Parshas Chukas is a parsha filled to the brim. Between the parah adumah, Moshe hitting the rock, and both Aharon and Miriam dying, it’s easy to overlook the rest of the parsha.
However, I would like to discuss a different episode in the parsha.
The Jewish people are on the bordering cities to the Land, which they have been travelling for 40 years to get to. Moshe requests from the nation of Edom that they grant them passage through their land to allow the Jews into Eretz Yisrael. But the king of Edom decides that he doesn’t want the Jews walking through his land.
The people circle back and needs to travel around the land of Edom and it is on this journey that, as the pasuk says, vatiktzor nefesh ha’am baderech, the nations spirit got shortened. And we can understand why. They are so close to Eretz Yisrael after wandering and wandering, and then Eisav’s descendants need to mess everything up and now they are circling back the way they just came, only to keep on traveling. Sounds pretty disheartening.
They complain about Hashem and Moshe, asking why have you brought us out of Egypt to this place where there is no bread or water? And the bread that we do have makes us weary. Hashem them sends the snakes, and many people were bitten and died from the fatal poison. The people realize their mistake, tell Moshe that they have sinned and ask him to daven for them. Hashem tells Moshe that he needs to make a snake on a stick and anyone who is bitten can look at the snake and will be healed.
To truly understand this piece of the Torah we have to realize who these people were. This is the 39th year since they left Egypt, and to be precise, there are only 3 people left who actually witnessed the exodus, Moshe, Yehoshua, and Calev. Everyone else has died in the desert and the Jewish nation is now comprised of the next generation. They didn’t walk through the Yam Suf, they didn’t stand at Sinai in flesh and blood, and they weren’t the ones who complained all the other times.
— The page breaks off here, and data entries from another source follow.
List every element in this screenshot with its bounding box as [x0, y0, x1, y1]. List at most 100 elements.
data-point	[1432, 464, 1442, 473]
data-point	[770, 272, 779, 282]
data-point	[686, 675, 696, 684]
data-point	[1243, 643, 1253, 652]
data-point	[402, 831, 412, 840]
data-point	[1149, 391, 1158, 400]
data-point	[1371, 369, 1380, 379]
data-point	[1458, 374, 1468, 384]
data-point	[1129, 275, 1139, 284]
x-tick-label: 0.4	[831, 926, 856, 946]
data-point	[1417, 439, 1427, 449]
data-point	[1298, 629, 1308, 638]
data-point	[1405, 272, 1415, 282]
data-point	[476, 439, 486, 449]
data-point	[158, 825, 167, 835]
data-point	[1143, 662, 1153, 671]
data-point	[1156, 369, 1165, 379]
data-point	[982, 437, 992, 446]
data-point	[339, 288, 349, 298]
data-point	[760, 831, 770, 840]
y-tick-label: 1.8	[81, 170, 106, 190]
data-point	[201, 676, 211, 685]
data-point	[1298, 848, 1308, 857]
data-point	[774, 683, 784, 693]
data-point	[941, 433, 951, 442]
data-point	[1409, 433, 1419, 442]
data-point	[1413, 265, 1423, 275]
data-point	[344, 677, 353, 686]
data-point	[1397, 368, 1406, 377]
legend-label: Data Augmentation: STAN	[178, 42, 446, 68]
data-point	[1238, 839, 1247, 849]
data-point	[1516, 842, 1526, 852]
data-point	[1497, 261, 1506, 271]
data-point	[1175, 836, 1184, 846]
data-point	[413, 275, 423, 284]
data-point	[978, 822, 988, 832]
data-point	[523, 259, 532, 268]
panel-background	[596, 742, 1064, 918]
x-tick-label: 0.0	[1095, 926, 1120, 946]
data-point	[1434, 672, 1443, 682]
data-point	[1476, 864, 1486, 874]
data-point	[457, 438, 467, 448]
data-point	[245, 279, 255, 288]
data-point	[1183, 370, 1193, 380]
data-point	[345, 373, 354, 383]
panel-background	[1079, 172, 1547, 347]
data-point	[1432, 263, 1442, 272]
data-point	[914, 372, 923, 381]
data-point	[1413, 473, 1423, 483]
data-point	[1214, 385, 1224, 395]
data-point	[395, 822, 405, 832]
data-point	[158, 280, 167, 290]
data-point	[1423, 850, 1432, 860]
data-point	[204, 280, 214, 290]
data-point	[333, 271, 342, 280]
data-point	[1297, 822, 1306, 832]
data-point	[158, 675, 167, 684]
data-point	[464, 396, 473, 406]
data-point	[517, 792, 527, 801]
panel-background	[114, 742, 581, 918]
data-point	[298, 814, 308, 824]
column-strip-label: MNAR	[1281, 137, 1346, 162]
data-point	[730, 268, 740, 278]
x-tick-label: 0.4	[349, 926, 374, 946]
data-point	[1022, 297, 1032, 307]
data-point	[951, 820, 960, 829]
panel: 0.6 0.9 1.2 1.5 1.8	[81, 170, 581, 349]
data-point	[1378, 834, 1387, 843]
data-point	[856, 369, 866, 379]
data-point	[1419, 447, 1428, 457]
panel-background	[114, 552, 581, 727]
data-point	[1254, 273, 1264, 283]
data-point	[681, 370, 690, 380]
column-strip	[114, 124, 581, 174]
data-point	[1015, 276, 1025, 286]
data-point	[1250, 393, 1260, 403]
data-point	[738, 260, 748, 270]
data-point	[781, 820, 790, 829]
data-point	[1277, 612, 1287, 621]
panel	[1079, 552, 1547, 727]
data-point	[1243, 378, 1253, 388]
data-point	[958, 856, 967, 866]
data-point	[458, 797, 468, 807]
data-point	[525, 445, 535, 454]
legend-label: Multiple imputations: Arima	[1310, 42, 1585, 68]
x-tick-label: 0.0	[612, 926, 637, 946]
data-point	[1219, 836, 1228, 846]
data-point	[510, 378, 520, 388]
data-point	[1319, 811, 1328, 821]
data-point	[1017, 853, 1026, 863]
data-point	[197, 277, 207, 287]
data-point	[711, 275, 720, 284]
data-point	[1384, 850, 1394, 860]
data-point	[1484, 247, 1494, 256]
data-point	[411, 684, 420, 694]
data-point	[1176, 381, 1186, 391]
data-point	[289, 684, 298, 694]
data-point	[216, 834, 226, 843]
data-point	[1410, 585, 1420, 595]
Rashi tells us that their concern with the Mun was that it got totally absorbed in their bodies, and they didn’t need to excrete at all, and they said that soon it will all catch up with them and the Mun will make them explode, since, “is there any such a thing as someone born from a woman that doesn’t need to excrete? The experience of ingesting the Shechinah (which is what Rashi explains the Mun was) scared them and made them exhausted. They viewed themselves as only human beings that were never reborn through the Yam Suf or through Hashem reviving them at Har Sinai. Our parents were special and they knew how to ingest the Mun, but us? We can’t handle this.
I think Hashem’s response to them teaches us something about serving Hashem as a human. We always hear stories of tzadikim who were more comparable to angels than humans, and as inspiring as they are, we still need to face the reality that we are merely humans. And how then do we serve Hashem correctly?
Every other time that Moshe davened for the people, they were healed and the plague stopped, but here they need to do work as well. The plague was still going on and there still were snakes in the area, and when someone got bitten they needed to hobble over to this copper snake on a staff, and take a really good look at it. It wasn’t enough to just glance, they needed to stare at it, and see Hashem Himself as the source of the bite.
When serving Hashem as human beings, it is ok to make a mistake, but we need to be able to recognize that we have made a mistake and pray to Hashem to save us. But that isn’t the end game. We need to be able to look that mistake in the eye, and gaze at it really well and see it’s Source. When we can see that Hashem is the source of everything then we can be healed.
And this was the message that this generation of Jews needed to internalize. No, they weren’t their parents, they hadn’t stood at Har Sinai or crossed the Yam Suf. They hadn’t seen Hashem as clearly as their parents had. But they were the generation going into eretz Yisrael, which was a place where the Mun didn’t fall. They would need to work the fields and see Hashem through the grain and through the ground. They needed to sharpen their vision to see Hashem in all His glory in the air, water, and mundane crops and cattle which they needed to survive. This episode helped give them this vision.
I find it interesting that, unlike other plagues in the Torah, it doesn’t say that the snakes ever went away. I think we all live with snakes and the copper snake that Moshe made is still standing. All we need to do when we get bitten by the poisonous snake in our life is to find that staff with the copper snake and take a really good look. As the Gemara in Rosh Hashana says, it isn’t the snake that healed, it is when we have our eyes raised toward Hashem that He heals us.
We too are humans serving Hashem and making mistakes, and we need to learn how to look at the copper snake and see Hashem there as well. Then we can be healed.